Irish nationalist and republican

Bridget Connolly (23 May 1890 – 15 November 1981) was an Irish nationalist and republican, active during the Easter Rising of 1916 and believed to be the only person from County Carlow to be in the General Post Office, Dublin, during the Easter Rising. She also served during both the War of Independence and the Irish Civil War.

==Biography==
Bridget Connolly was born 23 May 1890 in Friarstown near Killerig, County Carlow. Her parents were Peter Connolly, a labourer, and Elizabeth Gaynor. The Connolly's left Friarstown, possibly after they were evicted, and by 1911 were living in Artane, Dublin. She attended school at St. Vincent's Convent School, Dublin, going to qualify as a school teacher. She then joined Cumann na mBan, an Irish republican women's paramilitary organisation.

In advance of the Easter Rising, Connolly stored arms, over a dozen 900 Mauser rifles. She served in the GPO garrison during the Easter Rising, where she carried dispatches from James Connolly in the GPO to Ned Daly in Church Street. She was also stationed at the Hibernian Bank during that week.
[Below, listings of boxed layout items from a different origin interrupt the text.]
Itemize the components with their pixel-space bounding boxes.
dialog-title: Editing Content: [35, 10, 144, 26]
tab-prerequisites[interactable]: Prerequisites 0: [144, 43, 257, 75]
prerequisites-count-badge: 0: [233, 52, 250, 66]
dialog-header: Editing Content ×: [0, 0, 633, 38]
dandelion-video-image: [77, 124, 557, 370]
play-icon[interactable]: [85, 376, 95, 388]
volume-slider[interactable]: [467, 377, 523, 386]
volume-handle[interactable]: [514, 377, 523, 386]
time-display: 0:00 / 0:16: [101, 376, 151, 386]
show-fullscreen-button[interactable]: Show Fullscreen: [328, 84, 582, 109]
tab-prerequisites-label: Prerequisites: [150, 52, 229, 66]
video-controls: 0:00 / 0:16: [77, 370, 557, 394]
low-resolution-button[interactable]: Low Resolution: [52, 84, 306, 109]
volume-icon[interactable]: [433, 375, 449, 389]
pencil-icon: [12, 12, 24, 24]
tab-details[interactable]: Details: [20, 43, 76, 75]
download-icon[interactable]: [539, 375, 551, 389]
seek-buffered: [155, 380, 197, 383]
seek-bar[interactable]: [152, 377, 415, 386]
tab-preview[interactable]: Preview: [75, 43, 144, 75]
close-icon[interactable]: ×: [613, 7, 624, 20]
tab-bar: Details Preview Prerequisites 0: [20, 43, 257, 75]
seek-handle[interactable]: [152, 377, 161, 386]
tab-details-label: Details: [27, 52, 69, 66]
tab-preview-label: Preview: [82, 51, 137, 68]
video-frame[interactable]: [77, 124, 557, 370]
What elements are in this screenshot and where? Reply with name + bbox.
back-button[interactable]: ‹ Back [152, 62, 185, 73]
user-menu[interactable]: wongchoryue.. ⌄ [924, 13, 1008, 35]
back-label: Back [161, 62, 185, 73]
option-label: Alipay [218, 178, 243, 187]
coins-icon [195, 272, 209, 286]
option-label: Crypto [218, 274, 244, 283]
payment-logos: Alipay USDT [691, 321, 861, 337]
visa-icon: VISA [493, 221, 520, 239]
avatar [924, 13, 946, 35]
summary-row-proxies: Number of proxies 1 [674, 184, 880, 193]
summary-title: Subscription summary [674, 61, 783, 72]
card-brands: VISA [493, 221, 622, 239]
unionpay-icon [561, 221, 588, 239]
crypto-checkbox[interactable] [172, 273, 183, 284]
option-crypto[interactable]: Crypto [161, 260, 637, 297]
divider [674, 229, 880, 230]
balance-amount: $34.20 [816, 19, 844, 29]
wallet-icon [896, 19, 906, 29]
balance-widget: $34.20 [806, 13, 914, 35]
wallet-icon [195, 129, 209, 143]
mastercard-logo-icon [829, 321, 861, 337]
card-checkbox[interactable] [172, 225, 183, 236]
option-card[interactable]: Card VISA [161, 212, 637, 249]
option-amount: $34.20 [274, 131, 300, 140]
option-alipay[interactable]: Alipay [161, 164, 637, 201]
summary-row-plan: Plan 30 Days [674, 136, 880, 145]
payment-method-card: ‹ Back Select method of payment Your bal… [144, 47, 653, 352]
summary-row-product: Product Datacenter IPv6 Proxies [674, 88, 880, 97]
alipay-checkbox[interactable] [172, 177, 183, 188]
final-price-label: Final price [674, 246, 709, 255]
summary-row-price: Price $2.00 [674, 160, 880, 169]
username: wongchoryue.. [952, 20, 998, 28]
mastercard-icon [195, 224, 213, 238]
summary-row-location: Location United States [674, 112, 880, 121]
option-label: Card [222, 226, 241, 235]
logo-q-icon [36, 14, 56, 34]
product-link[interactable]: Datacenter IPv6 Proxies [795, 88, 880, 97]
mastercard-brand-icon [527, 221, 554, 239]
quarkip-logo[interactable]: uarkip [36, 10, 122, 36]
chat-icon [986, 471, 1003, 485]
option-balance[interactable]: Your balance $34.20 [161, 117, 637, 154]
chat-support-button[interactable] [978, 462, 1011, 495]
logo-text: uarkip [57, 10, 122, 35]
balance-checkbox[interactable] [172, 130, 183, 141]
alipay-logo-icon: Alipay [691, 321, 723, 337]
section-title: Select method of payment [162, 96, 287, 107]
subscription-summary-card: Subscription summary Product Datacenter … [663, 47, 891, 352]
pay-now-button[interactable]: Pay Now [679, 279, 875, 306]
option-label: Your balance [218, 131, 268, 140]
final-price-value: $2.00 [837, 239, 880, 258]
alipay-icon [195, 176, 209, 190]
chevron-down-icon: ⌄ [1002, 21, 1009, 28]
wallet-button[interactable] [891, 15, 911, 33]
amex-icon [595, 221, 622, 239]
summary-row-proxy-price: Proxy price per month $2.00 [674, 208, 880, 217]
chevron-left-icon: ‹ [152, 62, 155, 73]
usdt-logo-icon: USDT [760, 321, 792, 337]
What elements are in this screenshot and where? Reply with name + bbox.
When the retreat from the GPO looked inevitable, Connolly was tasked with leading a group of women from the building by Patrick Pearse and James Connolly on the Friday. She led 30 to 40 women out of the building under a white flag, with the group being arrested and brought to Summerhill. They were released that evening. Connolly was described as by her fellow Cumann na mBan members as being of "highest grade". In the days after the Rising, she mounted a search to find volunteer Paddy Shortis, only to discover he had died in the retreat from the GPO. His family believed they were in a romantic relationship at the time of Shortis' death.

During the War of Independence, she collected and stored arms, and secured safe houses for men on the run. Connolly went to Manchester and Liverpool on the orders of Austin Stack during the Civil War to relay cables to the United States and await the replies. She was attached to the garrison at Barry's Hotel during the attack on the Four Courts in 1922, mobilising men and moving arms under the orders of Oscar Traynor. She was imprisoned after that attack, with Richard Mulcahy ruling her a danger to public safety. She was released in late November 1923.
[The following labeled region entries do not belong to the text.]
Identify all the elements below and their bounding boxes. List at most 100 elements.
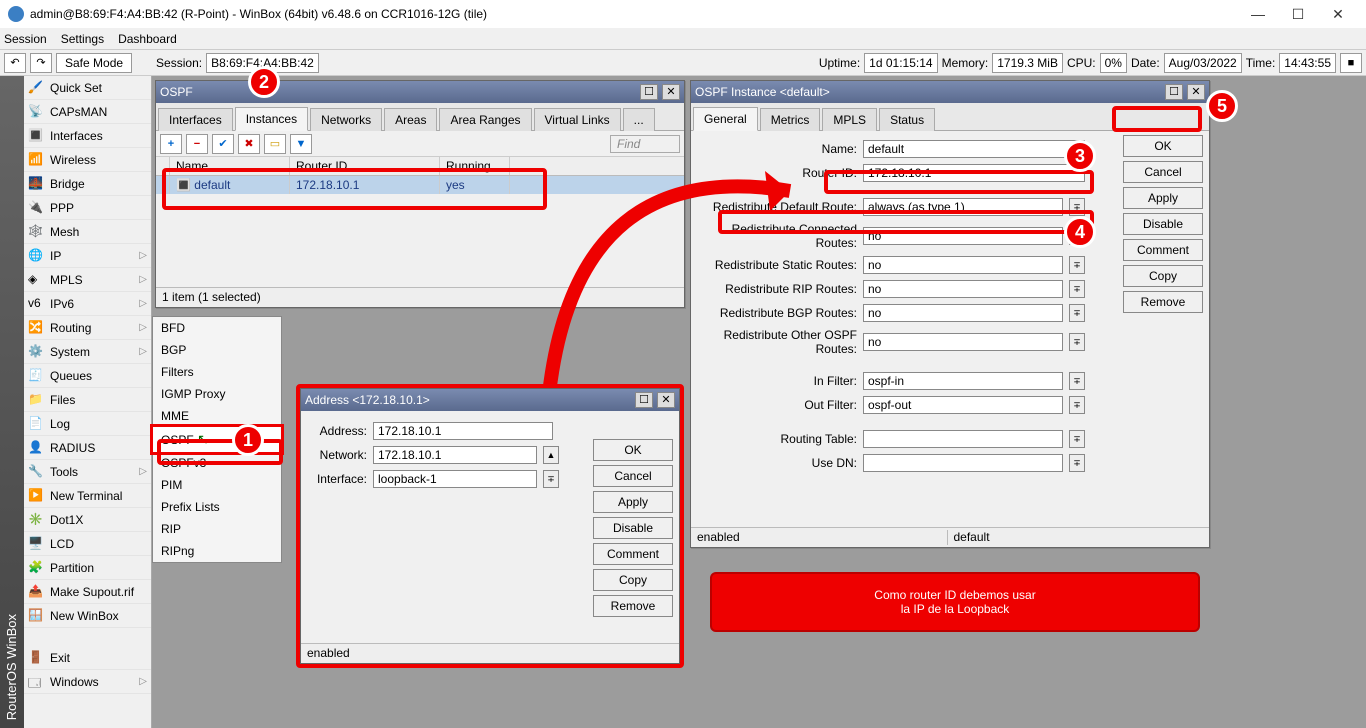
safe-mode-button[interactable]: Safe Mode bbox=[56, 53, 132, 73]
inst-disable-button[interactable]: Disable bbox=[1123, 213, 1203, 235]
inst-ok-button[interactable]: OK bbox=[1123, 135, 1203, 157]
menu-settings[interactable]: Settings bbox=[61, 32, 104, 46]
sidebar-item-exit[interactable]: 🚪Exit bbox=[24, 646, 151, 670]
dropdown-icon[interactable]: ∓ bbox=[1069, 304, 1085, 322]
dropdown-icon[interactable]: ∓ bbox=[1069, 372, 1085, 390]
sidebar-item-quick-set[interactable]: 🖌️Quick Set bbox=[24, 76, 151, 100]
sidebar-item-system[interactable]: ⚙️System▷ bbox=[24, 340, 151, 364]
addr-cancel-button[interactable]: Cancel bbox=[593, 465, 673, 487]
inst-copy-button[interactable]: Copy bbox=[1123, 265, 1203, 287]
inst-close-icon[interactable]: ✕ bbox=[1187, 84, 1205, 100]
inst-apply-button[interactable]: Apply bbox=[1123, 187, 1203, 209]
submenu-item-bfd[interactable]: BFD bbox=[153, 317, 281, 339]
ospf-tab-virtual links[interactable]: Virtual Links bbox=[534, 108, 621, 131]
col-running[interactable]: Running bbox=[440, 157, 510, 175]
inst-comment-button[interactable]: Comment bbox=[1123, 239, 1203, 261]
sidebar-item-lcd[interactable]: 🖥️LCD bbox=[24, 532, 151, 556]
sidebar-item-new-terminal[interactable]: ▶️New Terminal bbox=[24, 484, 151, 508]
sidebar-item-mesh[interactable]: 🕸️Mesh bbox=[24, 220, 151, 244]
submenu-item-filters[interactable]: Filters bbox=[153, 361, 281, 383]
submenu-item-pim[interactable]: PIM bbox=[153, 474, 281, 496]
addr-ok-button[interactable]: OK bbox=[593, 439, 673, 461]
inst-routing-table-input[interactable] bbox=[863, 430, 1063, 448]
dropdown-icon[interactable]: ∓ bbox=[543, 470, 559, 488]
col-router-id[interactable]: Router ID bbox=[290, 157, 440, 175]
dropdown-icon[interactable]: ∓ bbox=[1069, 396, 1085, 414]
addr-network-input[interactable]: 172.18.10.1 bbox=[373, 446, 537, 464]
inst-usedn-input[interactable] bbox=[863, 454, 1063, 472]
ospf-tab-interfaces[interactable]: Interfaces bbox=[158, 108, 233, 131]
filter-button[interactable]: ▼ bbox=[290, 134, 312, 154]
up-arrow-icon[interactable]: ▲ bbox=[543, 446, 559, 464]
addr-address-input[interactable]: 172.18.10.1 bbox=[373, 422, 553, 440]
sidebar-item-log[interactable]: 📄Log bbox=[24, 412, 151, 436]
dropdown-icon[interactable]: ∓ bbox=[1069, 333, 1085, 351]
instance-tab-metrics[interactable]: Metrics bbox=[760, 108, 821, 131]
instance-window-header[interactable]: OSPF Instance <default> ☐ ✕ bbox=[691, 81, 1209, 103]
enable-button[interactable]: ✔ bbox=[212, 134, 234, 154]
instance-tab-status[interactable]: Status bbox=[879, 108, 935, 131]
sidebar-item-ppp[interactable]: 🔌PPP bbox=[24, 196, 151, 220]
inst-remove-button[interactable]: Remove bbox=[1123, 291, 1203, 313]
inst-redist-other-input[interactable]: no bbox=[863, 333, 1063, 351]
sidebar-item-windows[interactable]: 🗔Windows▷ bbox=[24, 670, 151, 694]
undo-button[interactable]: ↶ bbox=[4, 53, 26, 73]
submenu-item-ospfv3[interactable]: OSPFv3 bbox=[153, 452, 281, 474]
addr-close-icon[interactable]: ✕ bbox=[657, 392, 675, 408]
ospf-min-icon[interactable]: ☐ bbox=[640, 84, 658, 100]
inst-infilter-input[interactable]: ospf-in bbox=[863, 372, 1063, 390]
address-window-header[interactable]: Address <172.18.10.1> ☐ ✕ bbox=[301, 389, 679, 411]
sidebar-item-mpls[interactable]: ◈MPLS▷ bbox=[24, 268, 151, 292]
dropdown-icon[interactable]: ∓ bbox=[1069, 280, 1085, 298]
col-name[interactable]: Name bbox=[170, 157, 290, 175]
addr-remove-button[interactable]: Remove bbox=[593, 595, 673, 617]
inst-redist-rip-input[interactable]: no bbox=[863, 280, 1063, 298]
submenu-item-bgp[interactable]: BGP bbox=[153, 339, 281, 361]
ospf-instance-row[interactable]: 🔳 default 172.18.10.1 yes bbox=[156, 176, 684, 194]
ospf-close-icon[interactable]: ✕ bbox=[662, 84, 680, 100]
menu-session[interactable]: Session bbox=[4, 32, 47, 46]
inst-cancel-button[interactable]: Cancel bbox=[1123, 161, 1203, 183]
inst-redist-conn-input[interactable]: no bbox=[863, 227, 1063, 245]
redo-button[interactable]: ↷ bbox=[30, 53, 52, 73]
addr-apply-button[interactable]: Apply bbox=[593, 491, 673, 513]
inst-name-input[interactable]: default bbox=[863, 140, 1085, 158]
remove-button[interactable]: − bbox=[186, 134, 208, 154]
sidebar-item-routing[interactable]: 🔀Routing▷ bbox=[24, 316, 151, 340]
addr-disable-button[interactable]: Disable bbox=[593, 517, 673, 539]
ospf-tab-networks[interactable]: Networks bbox=[310, 108, 382, 131]
addr-copy-button[interactable]: Copy bbox=[593, 569, 673, 591]
sidebar-item-dot1x[interactable]: ✳️Dot1X bbox=[24, 508, 151, 532]
sidebar-item-wireless[interactable]: 📶Wireless bbox=[24, 148, 151, 172]
inst-min-icon[interactable]: ☐ bbox=[1165, 84, 1183, 100]
inst-redist-default-input[interactable]: always (as type 1) bbox=[863, 198, 1063, 216]
comment-button[interactable]: ▭ bbox=[264, 134, 286, 154]
inst-redist-static-input[interactable]: no bbox=[863, 256, 1063, 274]
minimize-button[interactable]: — bbox=[1238, 6, 1278, 22]
sidebar-item-make-supout.rif[interactable]: 📤Make Supout.rif bbox=[24, 580, 151, 604]
dropdown-icon[interactable]: ∓ bbox=[1069, 256, 1085, 274]
inst-redist-bgp-input[interactable]: no bbox=[863, 304, 1063, 322]
sidebar-item-bridge[interactable]: 🌉Bridge bbox=[24, 172, 151, 196]
submenu-item-igmp-proxy[interactable]: IGMP Proxy bbox=[153, 383, 281, 405]
instance-tab-mpls[interactable]: MPLS bbox=[822, 108, 877, 131]
sidebar-item-capsman[interactable]: 📡CAPsMAN bbox=[24, 100, 151, 124]
sidebar-item-interfaces[interactable]: 🔳Interfaces bbox=[24, 124, 151, 148]
sidebar-item-ipv6[interactable]: v6IPv6▷ bbox=[24, 292, 151, 316]
dropdown-icon[interactable]: ∓ bbox=[1069, 430, 1085, 448]
find-input[interactable]: Find bbox=[610, 135, 680, 153]
ospf-tab-areas[interactable]: Areas bbox=[384, 108, 437, 131]
maximize-button[interactable]: ☐ bbox=[1278, 6, 1318, 23]
submenu-item-ripng[interactable]: RIPng bbox=[153, 540, 281, 562]
ospf-window-header[interactable]: OSPF ☐ ✕ bbox=[156, 81, 684, 103]
dropdown-icon[interactable]: ∓ bbox=[1069, 198, 1085, 216]
addr-comment-button[interactable]: Comment bbox=[593, 543, 673, 565]
addr-min-icon[interactable]: ☐ bbox=[635, 392, 653, 408]
ospf-tab-instances[interactable]: Instances bbox=[235, 107, 308, 131]
sidebar-item-tools[interactable]: 🔧Tools▷ bbox=[24, 460, 151, 484]
submenu-item-mme[interactable]: MME bbox=[153, 405, 281, 427]
menu-dashboard[interactable]: Dashboard bbox=[118, 32, 177, 46]
hide-button[interactable]: ■ bbox=[1340, 53, 1362, 73]
add-button[interactable]: + bbox=[160, 134, 182, 154]
sidebar-item-partition[interactable]: 🧩Partition bbox=[24, 556, 151, 580]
At the 25th anniversary of the Rising in 1941, she received her 1916 Medal for her role in the GPO. She was number 332 in the 1936 roll of honour, and was awarded three more medals: Service Medal (1917-1921), 1916-1966 Easter Rising Anniversary Commemorative Medal, and Truce (1921) Commemoration Medal.

Connolly died on 15 November 1981, and is buried in the family plot in Grange cemetery, County Carlow.